El informe detalla que más de la mitad de los mensajes (54%) contienen adjetivos despectivos como “inútil” o “mogólico”, además de expresiones estigmatizantes como “ensobrado”, “mentiroso” o “chorro”. Entre las palabras más utilizadas figuran “Kuka” (2.286 menciones), “casta” (1.815), “delincuente” (1.023), “mandril” (904), “corrupto” (654), “ensobrado” (644), “violento” (540), “degenerado” (507), “mentiroso” (502) y “terrorista” (495).

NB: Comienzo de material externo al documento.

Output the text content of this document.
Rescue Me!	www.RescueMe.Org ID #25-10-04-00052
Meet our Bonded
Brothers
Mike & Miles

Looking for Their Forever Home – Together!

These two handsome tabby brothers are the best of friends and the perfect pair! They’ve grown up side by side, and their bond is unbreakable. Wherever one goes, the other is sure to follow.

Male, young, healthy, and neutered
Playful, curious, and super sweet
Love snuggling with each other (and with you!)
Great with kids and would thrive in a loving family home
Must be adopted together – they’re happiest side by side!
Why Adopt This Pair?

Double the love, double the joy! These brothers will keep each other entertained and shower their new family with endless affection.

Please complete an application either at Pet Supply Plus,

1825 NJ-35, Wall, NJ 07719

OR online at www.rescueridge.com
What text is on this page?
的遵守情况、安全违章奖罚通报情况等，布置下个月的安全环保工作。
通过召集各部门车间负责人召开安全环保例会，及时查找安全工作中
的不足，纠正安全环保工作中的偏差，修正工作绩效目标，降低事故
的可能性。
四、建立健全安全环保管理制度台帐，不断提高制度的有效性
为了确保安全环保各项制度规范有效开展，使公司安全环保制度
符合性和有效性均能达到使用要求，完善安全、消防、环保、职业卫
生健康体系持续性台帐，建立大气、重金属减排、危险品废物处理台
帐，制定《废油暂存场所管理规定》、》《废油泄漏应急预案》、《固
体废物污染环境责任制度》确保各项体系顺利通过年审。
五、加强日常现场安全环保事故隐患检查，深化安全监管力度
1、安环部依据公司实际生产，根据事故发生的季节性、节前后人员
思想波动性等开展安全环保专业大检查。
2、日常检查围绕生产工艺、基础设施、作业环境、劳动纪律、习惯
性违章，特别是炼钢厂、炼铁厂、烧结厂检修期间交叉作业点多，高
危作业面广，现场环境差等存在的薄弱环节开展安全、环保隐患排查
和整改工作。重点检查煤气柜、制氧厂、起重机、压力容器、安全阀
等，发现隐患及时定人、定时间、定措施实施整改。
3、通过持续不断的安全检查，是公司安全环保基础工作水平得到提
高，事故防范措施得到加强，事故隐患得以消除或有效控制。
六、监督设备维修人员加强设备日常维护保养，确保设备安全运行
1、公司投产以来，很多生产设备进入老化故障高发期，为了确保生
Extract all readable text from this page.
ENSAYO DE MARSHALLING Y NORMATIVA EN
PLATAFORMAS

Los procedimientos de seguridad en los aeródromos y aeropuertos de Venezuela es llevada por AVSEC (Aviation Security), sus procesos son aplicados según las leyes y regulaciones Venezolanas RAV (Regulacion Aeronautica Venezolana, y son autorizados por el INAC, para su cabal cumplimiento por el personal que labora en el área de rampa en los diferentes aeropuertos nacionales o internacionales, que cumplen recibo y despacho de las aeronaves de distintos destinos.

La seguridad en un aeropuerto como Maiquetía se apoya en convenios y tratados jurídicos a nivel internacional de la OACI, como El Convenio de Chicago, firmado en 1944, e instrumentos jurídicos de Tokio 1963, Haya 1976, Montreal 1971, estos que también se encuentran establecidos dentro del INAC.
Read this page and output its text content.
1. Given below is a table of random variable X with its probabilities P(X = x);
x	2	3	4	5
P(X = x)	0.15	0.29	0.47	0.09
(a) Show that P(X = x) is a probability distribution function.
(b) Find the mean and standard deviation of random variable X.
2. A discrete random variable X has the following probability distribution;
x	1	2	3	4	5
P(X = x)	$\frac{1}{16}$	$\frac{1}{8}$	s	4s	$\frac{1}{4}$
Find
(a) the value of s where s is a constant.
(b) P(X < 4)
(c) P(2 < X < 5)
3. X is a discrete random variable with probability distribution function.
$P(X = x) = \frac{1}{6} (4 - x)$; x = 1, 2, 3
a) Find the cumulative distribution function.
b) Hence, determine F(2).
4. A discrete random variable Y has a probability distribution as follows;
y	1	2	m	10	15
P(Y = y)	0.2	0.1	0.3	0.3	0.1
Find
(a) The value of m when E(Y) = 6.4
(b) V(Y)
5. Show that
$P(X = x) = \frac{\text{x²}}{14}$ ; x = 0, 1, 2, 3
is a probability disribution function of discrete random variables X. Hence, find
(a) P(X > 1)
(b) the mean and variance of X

El estudio identifica tres patrones discursivos inéditos en la política argentina: la animalización del lenguaje (mandril, burro, rata, plaga), la sexualización (vaselina, culo) y lo repulsivo (basura, inmundicia, putrefacto).
Ataques a periodistas
FOPEA subraya que el hostigamiento hacia periodistas fue una constante, con frases como “No odiamos lo suficiente a los periodistas” o “Los trolls pagos son los periodistas”. El informe documenta agresiones contra comunicadores como Jorge Lanata, Carlos Pagni, Jorge Fontevecchia, Hugo Alconada Mon, Alejandro Alfie, Ignacio Ortelli, Natasha Niebieskikwiat, Diego Sehinkman, Diego Leuco, Marcelo Bonelli, Luciana Geuna, Jorge Fernández Díaz y Marcelo Longobardi, entre otros.
El término “ensobrado” se dirigió principalmente a periodistas, mientras que “mandril” y sus derivados fueron usados reiteradamente contra figuras como Bonelli y María O’Donnell. FOPEA advierte que la viralización de este insulto estuvo sostenida por una red de 171 usuarios vinculados al ecosistema libertario, que concentraron el 85% de la amplificación y garantizaron su difusión masiva.
El informe concluye que el 70% de los tuits dirigidos al campo mediático contienen términos despectivos o estigmatizantes y que la repetición de estos mensajes por cuentas afines generó un clima de autocensura. “El precio del silencio es elevado. Aunque la libertad de expresión no muere de un día para otro, lo que ocurre es que se van apagando voces a modo de goteo”, advierte FOPEA, que reclama una investigación sobre este mecanismo de silenciamiento.